My first thought upon entering the men’s area of the Western Wall was that my makeshift yamaka was just a carboard hotdog tray flipped upside down. The western side of the Temple Mount serves as the primary Jewish religious site in Jerusalem, so even weirdo Christian tourist need to cover their heads. The folks running it had no doubt run into thousands of people, who thoughtlessly arrived with no head covering, and thus, the free hot dog tray yamaka was born.  

Once I got past my absurd haberdashery, the scene before me struck something deep inside. Everywhere I looked, people prayed, chanted in rhythmic motion, or pressed tiny slips of paper containing their prayers into the cracks in the ancient stones. The wall itself, dating from King Herod’s expansion of the Temple complex appeared as an unshakable bulwark of the ancient stretching far above our heads. When I got up close, I saw every reachable nook and cranny filled with sheets of paper – prayers to God, who dwelled just above our heads for hundreds of years, and maybe still dwells there in some way still. I saw a doorway to my left and wandered into some sort of Orthodox Jewish library and prayer room where men with curls, beards, and hats sat earnestly peering into ancient words on scrolls and in books.

Beating a hasty retreat from the studious zone probably not meant for idiotic gentiles, I again stood in the square looking up. The higher one looks; the utter complexity of the modern Temple comes into view. Sitting atop, near where the Second Temple would have stood before it got knocked over by the Romans, now stands the third holiest site for Islam, where they believe the Prophet Muhammad ascended into Heaven. I feel drawn to the place not only because of the Old Testament history, but also because Jesus, Peter, John, Paul, and most of our New Testament protagonists spent time there sacrificing, learning, teaching, flipping tables, and being put on trial.

History has its own kind of pulling power. The story of Solomon commissioning the construction of the Temple dates to around 950 BC. People have worshipped their ever since. Anything with that kind of continuous occupation and accumulated meaning for so many generations reaches out of future generations pullinh them into the story as well. We marvel at the Pyramids of Giza, the Coliseum, in Rome, the Parthenon, in Athens. In visiting them, we tie ourselves in some small way to our ancestors of thousands of years past. The Temple Mount certainly contains that kind of power.

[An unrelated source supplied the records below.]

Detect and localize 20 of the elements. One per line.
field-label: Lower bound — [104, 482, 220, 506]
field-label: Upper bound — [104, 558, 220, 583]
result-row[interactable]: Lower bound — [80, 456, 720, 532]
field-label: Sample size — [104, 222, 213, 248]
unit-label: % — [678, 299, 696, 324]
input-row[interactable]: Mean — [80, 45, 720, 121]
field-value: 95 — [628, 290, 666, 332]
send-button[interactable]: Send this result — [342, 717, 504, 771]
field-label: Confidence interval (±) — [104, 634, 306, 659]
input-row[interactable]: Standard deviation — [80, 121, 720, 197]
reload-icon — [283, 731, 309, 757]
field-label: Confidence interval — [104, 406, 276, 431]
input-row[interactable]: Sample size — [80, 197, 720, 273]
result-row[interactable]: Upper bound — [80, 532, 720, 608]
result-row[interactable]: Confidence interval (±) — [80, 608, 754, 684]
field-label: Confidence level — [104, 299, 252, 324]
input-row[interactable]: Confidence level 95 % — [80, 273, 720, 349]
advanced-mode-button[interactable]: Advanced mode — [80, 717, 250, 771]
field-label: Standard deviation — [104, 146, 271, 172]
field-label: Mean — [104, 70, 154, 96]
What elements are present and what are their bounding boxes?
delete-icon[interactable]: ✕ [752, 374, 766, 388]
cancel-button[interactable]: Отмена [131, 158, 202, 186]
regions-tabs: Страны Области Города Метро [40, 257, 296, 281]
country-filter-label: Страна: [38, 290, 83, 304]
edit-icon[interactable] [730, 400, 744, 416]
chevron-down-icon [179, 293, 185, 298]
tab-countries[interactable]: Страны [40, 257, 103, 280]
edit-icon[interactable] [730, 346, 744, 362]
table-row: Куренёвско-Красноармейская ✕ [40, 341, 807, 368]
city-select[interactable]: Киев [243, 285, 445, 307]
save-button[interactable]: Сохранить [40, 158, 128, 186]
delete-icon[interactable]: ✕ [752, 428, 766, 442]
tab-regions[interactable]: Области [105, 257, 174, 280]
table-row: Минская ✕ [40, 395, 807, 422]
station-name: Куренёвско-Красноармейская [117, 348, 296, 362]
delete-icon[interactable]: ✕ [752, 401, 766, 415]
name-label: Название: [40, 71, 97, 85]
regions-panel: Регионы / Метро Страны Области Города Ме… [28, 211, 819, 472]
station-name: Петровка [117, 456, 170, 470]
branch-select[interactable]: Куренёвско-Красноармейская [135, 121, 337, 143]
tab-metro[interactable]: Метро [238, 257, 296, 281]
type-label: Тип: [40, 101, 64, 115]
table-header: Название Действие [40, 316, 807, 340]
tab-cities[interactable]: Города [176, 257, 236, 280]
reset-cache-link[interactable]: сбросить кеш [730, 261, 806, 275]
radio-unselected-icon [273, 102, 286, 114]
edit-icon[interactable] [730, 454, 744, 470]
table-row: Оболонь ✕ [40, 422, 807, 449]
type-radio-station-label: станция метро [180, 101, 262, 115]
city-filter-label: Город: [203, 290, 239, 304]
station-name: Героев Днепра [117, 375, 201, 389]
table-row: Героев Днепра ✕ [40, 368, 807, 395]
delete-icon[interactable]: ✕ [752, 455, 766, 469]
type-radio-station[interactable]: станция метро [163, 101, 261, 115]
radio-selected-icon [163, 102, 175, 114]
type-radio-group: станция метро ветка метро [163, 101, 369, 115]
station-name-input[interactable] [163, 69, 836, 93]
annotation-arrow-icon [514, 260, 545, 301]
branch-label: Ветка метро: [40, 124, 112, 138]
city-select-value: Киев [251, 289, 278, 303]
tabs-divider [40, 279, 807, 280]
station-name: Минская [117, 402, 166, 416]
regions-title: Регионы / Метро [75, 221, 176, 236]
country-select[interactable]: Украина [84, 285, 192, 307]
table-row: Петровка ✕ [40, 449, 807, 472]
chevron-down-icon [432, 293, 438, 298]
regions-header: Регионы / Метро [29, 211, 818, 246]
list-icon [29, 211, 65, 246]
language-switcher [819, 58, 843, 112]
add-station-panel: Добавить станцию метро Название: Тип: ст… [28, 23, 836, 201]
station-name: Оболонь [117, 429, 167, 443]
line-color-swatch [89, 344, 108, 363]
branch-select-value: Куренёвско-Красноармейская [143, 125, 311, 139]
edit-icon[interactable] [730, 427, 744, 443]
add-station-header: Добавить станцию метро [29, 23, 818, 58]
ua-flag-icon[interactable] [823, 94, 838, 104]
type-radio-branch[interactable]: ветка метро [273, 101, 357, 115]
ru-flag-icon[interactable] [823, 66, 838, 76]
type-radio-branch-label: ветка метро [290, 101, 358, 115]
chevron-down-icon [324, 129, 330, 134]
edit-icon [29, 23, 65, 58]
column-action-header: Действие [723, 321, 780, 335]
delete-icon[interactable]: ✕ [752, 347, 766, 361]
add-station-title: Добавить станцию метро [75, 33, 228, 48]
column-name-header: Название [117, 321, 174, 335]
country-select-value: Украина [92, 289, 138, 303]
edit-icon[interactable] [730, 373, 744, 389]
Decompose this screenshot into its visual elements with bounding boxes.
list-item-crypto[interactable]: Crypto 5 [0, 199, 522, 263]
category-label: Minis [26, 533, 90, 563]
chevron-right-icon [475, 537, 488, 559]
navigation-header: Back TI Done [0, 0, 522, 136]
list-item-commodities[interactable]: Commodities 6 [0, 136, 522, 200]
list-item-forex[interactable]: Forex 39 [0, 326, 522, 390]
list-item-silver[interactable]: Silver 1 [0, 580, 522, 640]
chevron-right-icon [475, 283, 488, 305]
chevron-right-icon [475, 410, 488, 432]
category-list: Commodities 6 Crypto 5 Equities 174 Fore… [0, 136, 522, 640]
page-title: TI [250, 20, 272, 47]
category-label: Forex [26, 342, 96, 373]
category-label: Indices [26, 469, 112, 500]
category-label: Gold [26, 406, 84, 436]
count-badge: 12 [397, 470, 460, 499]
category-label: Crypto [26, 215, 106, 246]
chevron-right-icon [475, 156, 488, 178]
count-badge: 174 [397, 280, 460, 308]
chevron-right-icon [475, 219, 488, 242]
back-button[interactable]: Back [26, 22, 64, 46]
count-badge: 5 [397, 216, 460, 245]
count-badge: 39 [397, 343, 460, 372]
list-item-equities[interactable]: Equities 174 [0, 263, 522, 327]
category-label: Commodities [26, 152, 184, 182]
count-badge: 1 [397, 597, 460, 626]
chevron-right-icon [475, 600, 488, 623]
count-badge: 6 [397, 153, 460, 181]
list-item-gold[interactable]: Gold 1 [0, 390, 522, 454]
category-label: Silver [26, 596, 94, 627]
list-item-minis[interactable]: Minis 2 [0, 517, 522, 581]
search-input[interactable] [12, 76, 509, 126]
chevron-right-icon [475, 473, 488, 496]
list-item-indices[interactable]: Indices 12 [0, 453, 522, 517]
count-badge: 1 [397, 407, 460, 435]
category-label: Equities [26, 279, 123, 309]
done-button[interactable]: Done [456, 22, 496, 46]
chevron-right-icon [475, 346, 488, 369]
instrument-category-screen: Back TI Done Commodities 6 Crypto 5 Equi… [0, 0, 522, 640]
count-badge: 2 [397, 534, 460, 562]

However, I wonder if something more mysterious still moves among those particular stones.

The telling of Temple’s first days gives an account that feels somewhat at odds with itself. On one hand, with the arrival of the Ark of the Covenant, God’s presence shows up in the Holy of Holies. “And when the priests came out of the holy place, a cloud filled the house of the Lord, so that the priests could not stand to minister because of the cloud; for the glory of the Lord filled the house of the Lord.” (1 Kings 8:10-11 NRSV) Pulling upon some truly ancient imagery for Yahweh, that cloud means that God has taken God’s seat within the Temple’s innermost sanctum. However, over the rest of the chapter, as Solomon prays, he keeps bringing up that God’s true home resides somewhere else. “Hear the plea of your servant and of your people Israel when they pray towards this place; O hear in heaven your dwelling-place; heed and forgive.” (1 Kings 8:30 NRSV) The presence of God may have arrived, but also, God still resides far beyond one single point of habitation.

Biblical scholars will point out that 1 Kings 8 contains words written by a least a couple of different sources. Each of the separate primary texts that get edited together here have their own views on the Temple and its correct role in religious life. Also, this part of Scripture, the Deuteronomistic History, gets its final assembly during the exile, when the people have neither Temple nor Ark. Thus, we hear two themes that upon first hearing feel in conflict. God sits here. God exists far beyond here.

I also think that whoever that ancient editor, assembling their sources together, was, they fundamentally understood something about that place, and the God who made a home there. We know that God exists in every corner of the universe all at once. God will always be in whatever place you find yourself – on holy hills, in exile, and everywhere in between. Also, we believe that God shows up in special ways at certain times. When we gather around the Communion Table, when we plunge into the waters of Baptism, we understand that God, who exists everywhere, all at once, manifests in a particular way in those moments. The Temple certainly had that kind of power at its consecration and throughout the First and Second Temple periods. Perhaps, that remains true to this day. The Temple Mount has a kind of sacramental power, an outward and towering sign of an inward and spiritual presence.